Data Passing & Marshalling¶
One of Kale’s main jobs is making multi-step pipelines work as a single notebook. You write code across many cells, Kale figures out which variables need to move between the resulting pipeline steps, and emits the right serialization calls for each object type.
This page explains how that works.
Detecting data dependencies¶
When you write this in a notebook:
# tag: step:load
df = pd.read_csv("data.csv")
# tags: step:train, prev:load
model = train(df)
# tags: step:evaluate, prev:train
score = model.score(df)
Kale needs to know that:
dfmust be saved at the end ofloadand loaded at the start oftrainandevaluate.modelmust be saved at the end oftrainand loaded at the start ofevaluate.
It discovers this by static AST analysis via
kale.common.astutils.get_marshal_candidates().
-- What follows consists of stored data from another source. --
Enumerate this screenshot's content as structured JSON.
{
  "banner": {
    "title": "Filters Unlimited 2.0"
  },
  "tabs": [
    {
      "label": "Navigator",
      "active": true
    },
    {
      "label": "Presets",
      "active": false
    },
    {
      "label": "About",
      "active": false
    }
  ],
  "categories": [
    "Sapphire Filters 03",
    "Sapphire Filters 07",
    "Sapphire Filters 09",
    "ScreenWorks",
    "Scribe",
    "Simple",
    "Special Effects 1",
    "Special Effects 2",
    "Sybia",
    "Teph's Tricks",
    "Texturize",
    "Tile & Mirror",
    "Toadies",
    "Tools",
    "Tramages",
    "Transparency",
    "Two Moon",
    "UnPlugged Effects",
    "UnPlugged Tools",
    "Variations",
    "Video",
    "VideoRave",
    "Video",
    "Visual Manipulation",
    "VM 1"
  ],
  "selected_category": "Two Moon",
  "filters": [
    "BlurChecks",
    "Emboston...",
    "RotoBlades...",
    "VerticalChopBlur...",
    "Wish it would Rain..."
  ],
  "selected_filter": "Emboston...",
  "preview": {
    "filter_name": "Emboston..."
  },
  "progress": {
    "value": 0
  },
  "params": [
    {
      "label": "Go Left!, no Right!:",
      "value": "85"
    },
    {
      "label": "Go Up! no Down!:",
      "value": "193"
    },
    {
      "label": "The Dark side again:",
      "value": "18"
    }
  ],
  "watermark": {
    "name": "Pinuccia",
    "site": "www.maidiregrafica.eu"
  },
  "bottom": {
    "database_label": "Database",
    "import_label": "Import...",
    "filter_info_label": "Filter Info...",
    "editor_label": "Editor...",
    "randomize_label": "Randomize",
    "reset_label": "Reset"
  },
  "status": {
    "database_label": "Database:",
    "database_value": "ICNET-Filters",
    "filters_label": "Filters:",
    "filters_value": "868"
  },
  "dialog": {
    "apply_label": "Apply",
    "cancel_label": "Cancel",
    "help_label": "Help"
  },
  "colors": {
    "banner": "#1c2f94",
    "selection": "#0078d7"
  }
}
For each cell, Kale
walks the AST looking for:
Names assigned at the top level of the cell (these are candidates for outputs).
Names read but not assigned (these are candidates for inputs).
Names that come from
imports/functionscells (those are shared across all steps, so they’re not treated as data).
The result is a set of variables each step consumes and produces. Kale then
intersects these sets across the dependency graph: if step B depends on
A and reads df, and A assigns df, then df becomes an artifact
flowing from A to B.
The marshalling system¶
Once Kale knows what to pass, it still needs to decide how to serialize
it. Pickling everything with dill works for many Python objects, but
breaks down for:
Objects that hold native resources (TensorFlow session graphs, open files, database cursors).
Large objects that have a more efficient native format (numpy arrays, parquet-able DataFrames).
ML framework models, which have their own
save/loadcontracts.
Kale solves this with a small, extensible dispatcher system in
kale.marshal.
MarshalBackend and the Dispatcher¶
Every supported type has a dedicated backend class that implements:
save(obj, path)— how to write this object to disk.load(path)— how to read it back.object_type_pattern— a regex matched againsttype(obj).__module__ + "." + type(obj).__qualname__so the dispatcher knows when to use this backend.
At marshal time, the kale.marshal.backend.Dispatcher inspects
the object’s type, picks the first backend whose pattern matches, and falls
back to a generic dill backend if none does.
Built-in backends¶
Backend |
Library |
File extension |
Matches |
|---|---|---|---|
|
(builtin) |
|
Python |
|
scikit-learn |
|
|
|
numpy |
|
|
|
pandas |
|
`pandas.*(DataFrame |
|
xgboost |
|
|
|
xgboost |
|
|
|
pytorch |
|
|
|
keras |
|
|
|
tensorflow |
|
|
|
dill |
|
Any object no other backend matches |
Extending the dispatcher¶
You can add a new backend by subclassing
kale.marshal.backend.MarshalBackend and registering it with the
@register_backend decorator. Your backend declares an
object_type_pattern and implements save / load. Kale will pick it up
automatically at compile time and inject the right calls into the generated
DSL.
This is the recommended way to support new libraries: open an issue or a PR
with a new backend rather than forcing your objects through dill.
Common pitfalls¶
The marshalling model is powerful, but it is still static — Kale can only see what the AST shows. These are the patterns that trip people up.
Aliasing¶
# step:A
model1 = model2 = SomeModel()
# step:B (prev: A)
model2.add_layer(SomeLayer())
# step:C (prev: B)
print(model1)
Kale saves model1 and model2 separately at the end of A, so mutating
model2 in B has no effect on what C sees. Solution: don’t alias
across steps — give each variable a single name and pass it explicitly.
Mutating global state¶
# imports
import warnings
# step:A
warnings.simplefilter("ignore")
warnings.warn("A", DeprecationWarning)
# step:B (prev: A)
warnings.warn("B", DeprecationWarning)
Step B runs in a fresh container, so warnings.simplefilter("ignore")
never happens there. Solution: configure global state in the imports
or functions cell, once, so every step gets the same configuration.
Non-serializable objects¶
# step:A
f = open("log.txt", "a")
# step:B (prev: A)
f.write("hello")
Kale tries to pickle f at the end of A and fails — open file handles
can’t be serialized. Solution: rebuild the resource at the start of each
step that needs it, typically via a helper in a functions cell:
# functions
def get_log_file():
return open("log.txt", "a")
# step:A
with get_log_file() as f:
f.write("A")
# step:B (prev: A)
with get_log_file() as f:
f.write("B")
Star imports¶
# imports
from mymodule import *
# step:A
result = myfoo()
Kale can’t see inside mymodule, so it doesn’t know that myfoo comes from
there. It may try to marshal myfoo as an input to A and crash.
Solution: use explicit imports (from mymodule import myfoo). Star
imports should be avoided in Kale notebooks.
See Troubleshooting for the wider list of runtime issues and how to diagnose them.